Why machine-learning equity signals die in execution — and how cross-sectional conviction ranking keeps the alpha alive under realistic frictions.
Gradient-boosting and neural models routinely beat linear factor models in cross-sectional return prediction — and then fail to make money in live execution. The failure is not in the signal; it is in the translation of probabilities into trades. A model with 55% directional accuracy that fires ~400 round-trip trades a year at 10 bps forfeits roughly 4% annually to friction alone — enough to consume, and often invert, a competitive 6–8% gross alpha. Worse, the standard remedy of raising the decision threshold (P > 0.60) collapses to a Sharpe of 0.071 at a 6.8% win rate: it trades a cost problem for a frequency problem and discards the signal's information content.

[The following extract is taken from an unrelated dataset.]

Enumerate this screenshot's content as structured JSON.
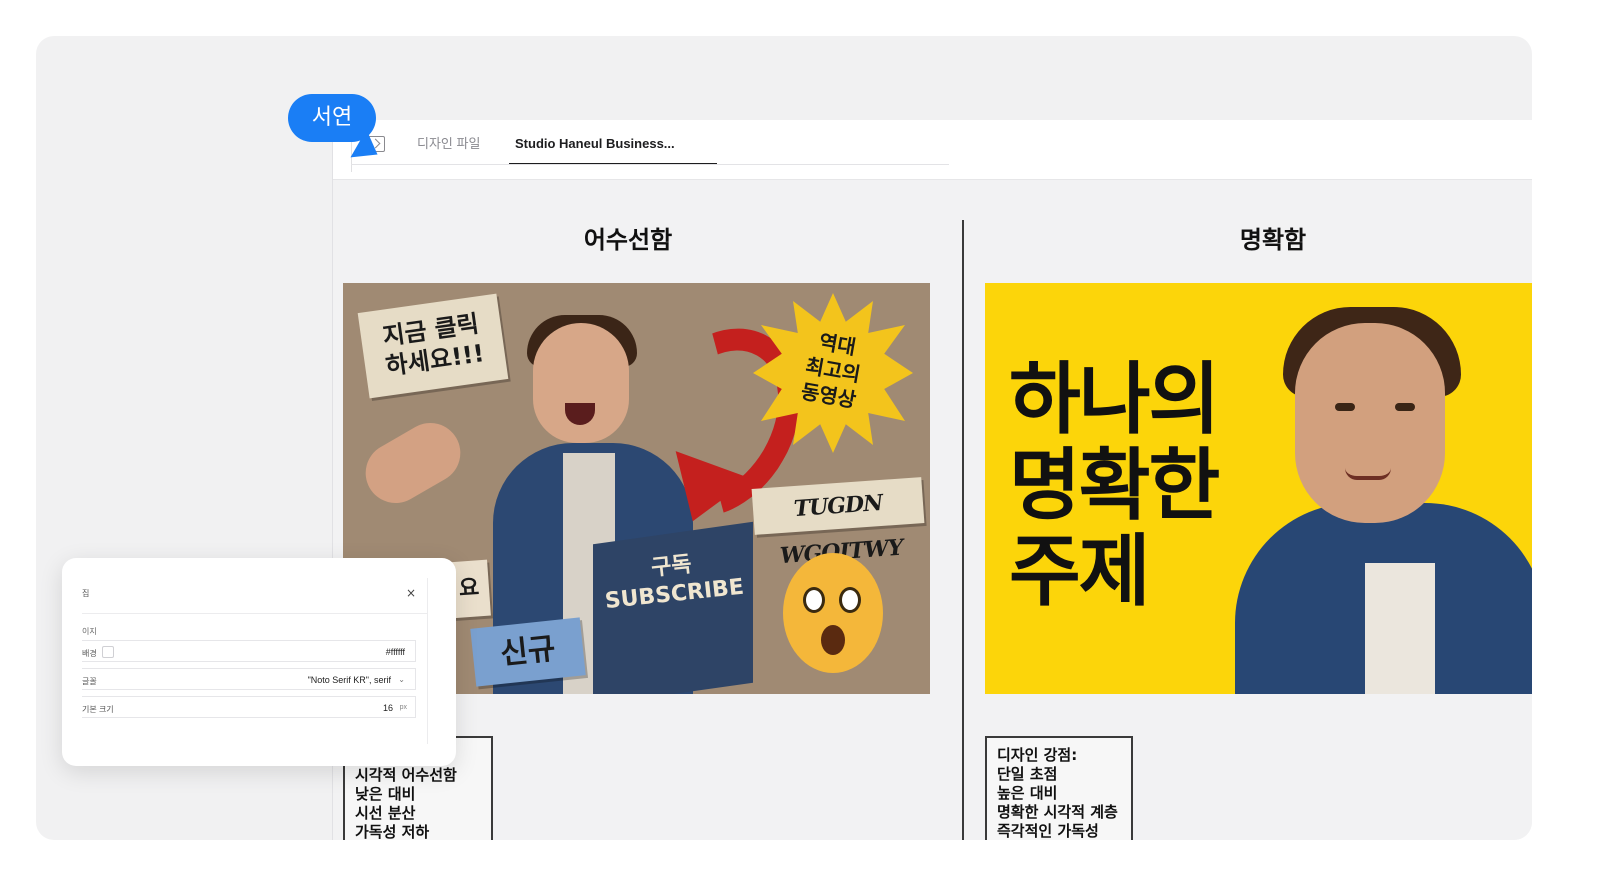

Rather than thresholding absolute probabilities, the framework ranks every asset by its calibrated ensemble probability each day and allocates capital only to the Top-K. The ensemble is an equal-weight blend of CatBoost, a Random Forest, and a deep MLP (47 → 256 → 128 → 64 → 1) over 47 strictly causal technical indicators, with isotonic calibration fit per fold on a held-out slice — essential, because uncalibrated tree outputs compress toward the class mean and would rank variance artefacts rather than conviction. K = 1 is the recommended configuration: highest Sharpe (1.183) and return (45.8%) on the fewest trades.
All estimation runs on an expanding walk-forward protocol — minimum 756-day train, 126-day test, a two-day embargo (the label looks two days ahead, so the gap prevents contamination) — across 12 folds spanning Oct 2018 – Oct 2024 (1,512 out-of-sample days). The headline test is a permutation test: shuffling the daily cross-sectional rankings 1,000 times yields a null Sharpe distribution (mean 0.233, 95th percentile 0.666); the observed Top-1 Sharpe of 1.183 sits at the 99.9th percentile (p = 0.001). The Lo (2002) HAC-adjusted Sharpe confidence interval is [0.382, 1.984] (t = 2.894, p = 0.0019) — positive after autocorrelation correction.
The result is reported with its limits. The universe is seven ex-post dominant technology equities, so the findings are conditional on a concentrated, survivor-selected cross-section — not a generalisable sector claim. The signal is also regime-dependent: it shines in the volatile COVID/Growth period (Sharpe 2.83, +117% annualised), holds slightly positive through the 2022–24 rate shock (Sharpe 0.10), and is negative in the early ZIRP bull (Sharpe −0.95) — though every strategy, including buy-and-hold, was negative there. Technical signals extract the most relative information during structural transitions, least in calm trending markets.
Top-1 and Random Top-1 each hold exactly one stock per day — the only difference is the ML ranking. Net of 5 bps one-way costs, 1,512 out-of-sample days.